A cabeça triunfante, majestosa, vertiginada por caprichos d'onipotência, circulada de unia auréola de espiritualização e erguida numa atitude de vôo para as incoercíveis regiões do Desconhecido, apresentava, no entanto, imenso desolamento, aparências pungentes de angústia psíquica, fazendo evocar os vagos infinitos místicos, as supremas tristezas decadentes dos opulentos e contemplativos ocasos...

Como que a celeste imaculabilidade, a candidez elísea de um Santo e a extravagante, absurda e inquisidora intuição de um Demônio dormiam longa e promiscuamente sonos magos naquela idea e assinalada cabeça.

A face, branca e lânguida, escanhoada como a de um grego, destacava calma, num vivo relevo, dentre a voluptuosa noite de azeviche molhado, poderosa e tépida, da ampla cabeleira.

Nos olhos dominadores e interrogativos, cheios de tenebroso esplendor magnético, pairava a ansiedade, uma expressão miraculosa, um sentimento inquietador e eterno do Nomadismo...

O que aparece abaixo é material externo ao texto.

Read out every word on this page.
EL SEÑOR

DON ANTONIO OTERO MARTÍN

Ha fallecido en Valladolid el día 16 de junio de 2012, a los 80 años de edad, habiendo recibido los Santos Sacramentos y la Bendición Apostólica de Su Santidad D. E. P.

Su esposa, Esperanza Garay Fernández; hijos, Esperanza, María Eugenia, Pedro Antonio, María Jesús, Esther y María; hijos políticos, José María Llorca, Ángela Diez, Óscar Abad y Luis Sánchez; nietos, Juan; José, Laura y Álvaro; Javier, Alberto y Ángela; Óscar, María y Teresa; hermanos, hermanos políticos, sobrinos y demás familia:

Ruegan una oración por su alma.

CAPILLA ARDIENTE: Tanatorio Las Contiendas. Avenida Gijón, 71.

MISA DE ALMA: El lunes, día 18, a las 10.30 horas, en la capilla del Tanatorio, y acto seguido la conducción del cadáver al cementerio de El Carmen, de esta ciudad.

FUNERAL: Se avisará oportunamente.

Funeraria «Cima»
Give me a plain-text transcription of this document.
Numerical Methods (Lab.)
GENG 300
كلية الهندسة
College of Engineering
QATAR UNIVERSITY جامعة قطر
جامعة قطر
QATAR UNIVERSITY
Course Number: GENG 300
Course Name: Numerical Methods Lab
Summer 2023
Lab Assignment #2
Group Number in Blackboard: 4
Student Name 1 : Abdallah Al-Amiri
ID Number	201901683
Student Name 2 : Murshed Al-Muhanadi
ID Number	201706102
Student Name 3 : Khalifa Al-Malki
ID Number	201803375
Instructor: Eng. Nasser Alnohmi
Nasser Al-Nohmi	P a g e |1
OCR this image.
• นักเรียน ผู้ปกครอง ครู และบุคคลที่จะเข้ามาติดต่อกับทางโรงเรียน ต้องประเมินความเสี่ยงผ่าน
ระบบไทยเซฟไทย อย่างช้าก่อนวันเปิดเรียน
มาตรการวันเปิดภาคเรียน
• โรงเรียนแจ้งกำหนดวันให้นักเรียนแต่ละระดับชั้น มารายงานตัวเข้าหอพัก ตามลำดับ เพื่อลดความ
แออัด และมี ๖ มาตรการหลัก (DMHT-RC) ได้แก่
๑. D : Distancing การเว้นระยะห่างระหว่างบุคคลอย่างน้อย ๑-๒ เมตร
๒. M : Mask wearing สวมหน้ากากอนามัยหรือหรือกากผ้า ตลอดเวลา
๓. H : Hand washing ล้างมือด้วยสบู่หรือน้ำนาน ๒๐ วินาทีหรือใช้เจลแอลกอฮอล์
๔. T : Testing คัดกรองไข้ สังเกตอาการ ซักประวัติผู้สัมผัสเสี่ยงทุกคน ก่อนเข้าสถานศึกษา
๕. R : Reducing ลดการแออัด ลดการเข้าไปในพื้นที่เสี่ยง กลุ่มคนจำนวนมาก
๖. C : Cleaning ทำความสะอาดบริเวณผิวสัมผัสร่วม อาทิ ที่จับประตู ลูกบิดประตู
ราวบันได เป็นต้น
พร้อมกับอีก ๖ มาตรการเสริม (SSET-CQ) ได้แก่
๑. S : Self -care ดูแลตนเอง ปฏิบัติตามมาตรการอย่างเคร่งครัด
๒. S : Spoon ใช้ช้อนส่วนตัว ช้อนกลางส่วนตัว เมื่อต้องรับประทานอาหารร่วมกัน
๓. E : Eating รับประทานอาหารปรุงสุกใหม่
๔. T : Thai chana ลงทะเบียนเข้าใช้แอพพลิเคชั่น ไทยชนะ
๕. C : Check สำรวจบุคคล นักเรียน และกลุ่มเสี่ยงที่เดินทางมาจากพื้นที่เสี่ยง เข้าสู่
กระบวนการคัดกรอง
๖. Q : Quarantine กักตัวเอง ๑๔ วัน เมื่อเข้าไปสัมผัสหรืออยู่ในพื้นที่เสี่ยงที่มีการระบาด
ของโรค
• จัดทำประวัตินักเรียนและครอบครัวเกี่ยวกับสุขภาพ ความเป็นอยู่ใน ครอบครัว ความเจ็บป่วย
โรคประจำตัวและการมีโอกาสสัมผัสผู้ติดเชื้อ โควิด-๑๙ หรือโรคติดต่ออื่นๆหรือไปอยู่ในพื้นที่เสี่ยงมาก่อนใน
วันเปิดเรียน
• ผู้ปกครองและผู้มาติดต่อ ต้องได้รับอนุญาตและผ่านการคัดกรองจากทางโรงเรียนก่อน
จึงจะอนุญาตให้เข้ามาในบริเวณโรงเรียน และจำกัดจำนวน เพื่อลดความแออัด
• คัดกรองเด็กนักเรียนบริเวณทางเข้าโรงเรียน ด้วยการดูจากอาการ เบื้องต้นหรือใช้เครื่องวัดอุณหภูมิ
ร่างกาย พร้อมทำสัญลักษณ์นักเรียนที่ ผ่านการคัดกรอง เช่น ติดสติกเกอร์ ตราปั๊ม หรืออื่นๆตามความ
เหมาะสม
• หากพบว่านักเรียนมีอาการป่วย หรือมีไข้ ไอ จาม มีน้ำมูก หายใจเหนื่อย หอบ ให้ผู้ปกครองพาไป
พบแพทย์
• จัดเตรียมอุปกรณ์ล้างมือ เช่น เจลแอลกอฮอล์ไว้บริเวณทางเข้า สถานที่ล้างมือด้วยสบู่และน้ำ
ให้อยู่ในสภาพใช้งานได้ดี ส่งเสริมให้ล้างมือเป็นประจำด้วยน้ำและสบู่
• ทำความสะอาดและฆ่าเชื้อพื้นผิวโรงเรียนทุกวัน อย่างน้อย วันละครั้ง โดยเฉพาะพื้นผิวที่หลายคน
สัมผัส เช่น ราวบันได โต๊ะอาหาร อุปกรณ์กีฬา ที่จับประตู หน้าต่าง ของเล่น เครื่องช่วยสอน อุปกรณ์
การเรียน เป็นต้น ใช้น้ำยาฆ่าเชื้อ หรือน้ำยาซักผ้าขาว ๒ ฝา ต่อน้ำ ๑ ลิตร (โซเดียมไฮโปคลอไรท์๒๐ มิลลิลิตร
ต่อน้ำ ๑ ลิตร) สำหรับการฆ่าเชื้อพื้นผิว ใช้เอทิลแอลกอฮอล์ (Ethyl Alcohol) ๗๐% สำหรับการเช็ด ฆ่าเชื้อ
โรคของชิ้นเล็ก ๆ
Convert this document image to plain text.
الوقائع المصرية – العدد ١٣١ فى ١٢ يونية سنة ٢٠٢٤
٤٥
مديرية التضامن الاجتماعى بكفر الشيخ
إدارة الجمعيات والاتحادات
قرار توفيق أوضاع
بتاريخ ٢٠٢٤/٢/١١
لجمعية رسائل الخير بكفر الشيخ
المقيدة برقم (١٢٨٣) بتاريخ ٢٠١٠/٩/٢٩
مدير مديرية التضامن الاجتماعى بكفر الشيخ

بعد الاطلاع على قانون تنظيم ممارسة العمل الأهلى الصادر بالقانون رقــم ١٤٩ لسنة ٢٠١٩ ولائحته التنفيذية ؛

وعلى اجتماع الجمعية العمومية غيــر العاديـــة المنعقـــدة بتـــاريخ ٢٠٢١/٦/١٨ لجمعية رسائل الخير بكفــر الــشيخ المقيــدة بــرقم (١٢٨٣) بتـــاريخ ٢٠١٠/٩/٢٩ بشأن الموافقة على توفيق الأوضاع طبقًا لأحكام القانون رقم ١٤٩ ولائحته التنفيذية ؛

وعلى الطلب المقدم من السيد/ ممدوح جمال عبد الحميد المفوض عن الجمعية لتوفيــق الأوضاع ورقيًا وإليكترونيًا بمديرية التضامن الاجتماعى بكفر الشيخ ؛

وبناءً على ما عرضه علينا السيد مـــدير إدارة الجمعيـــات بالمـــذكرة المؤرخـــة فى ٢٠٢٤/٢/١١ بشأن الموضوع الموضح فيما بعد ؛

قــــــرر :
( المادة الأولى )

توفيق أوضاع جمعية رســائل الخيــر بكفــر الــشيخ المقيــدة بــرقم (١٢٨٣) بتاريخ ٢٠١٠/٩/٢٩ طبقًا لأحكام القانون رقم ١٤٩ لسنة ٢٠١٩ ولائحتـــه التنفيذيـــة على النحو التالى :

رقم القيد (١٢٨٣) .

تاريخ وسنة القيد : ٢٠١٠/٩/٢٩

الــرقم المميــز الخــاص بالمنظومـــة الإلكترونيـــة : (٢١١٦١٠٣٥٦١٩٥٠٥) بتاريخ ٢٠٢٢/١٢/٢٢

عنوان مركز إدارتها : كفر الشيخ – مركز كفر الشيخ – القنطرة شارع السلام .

A boca, lasciva e violenta, rebelde, entreaberta num espasmo sonhador e alucinado, tinha brusca e revoltada expressão dantesca e simbolizava aspirar, sofregamente, anelantemente, intensos desejos dispersos e insaciáveis.

Parecia-me surpreender nele grandes garras avassaladoras e grandes asas geniais arcangélicas que o envolviam todo, condoreiramente, num vasto manto soberano.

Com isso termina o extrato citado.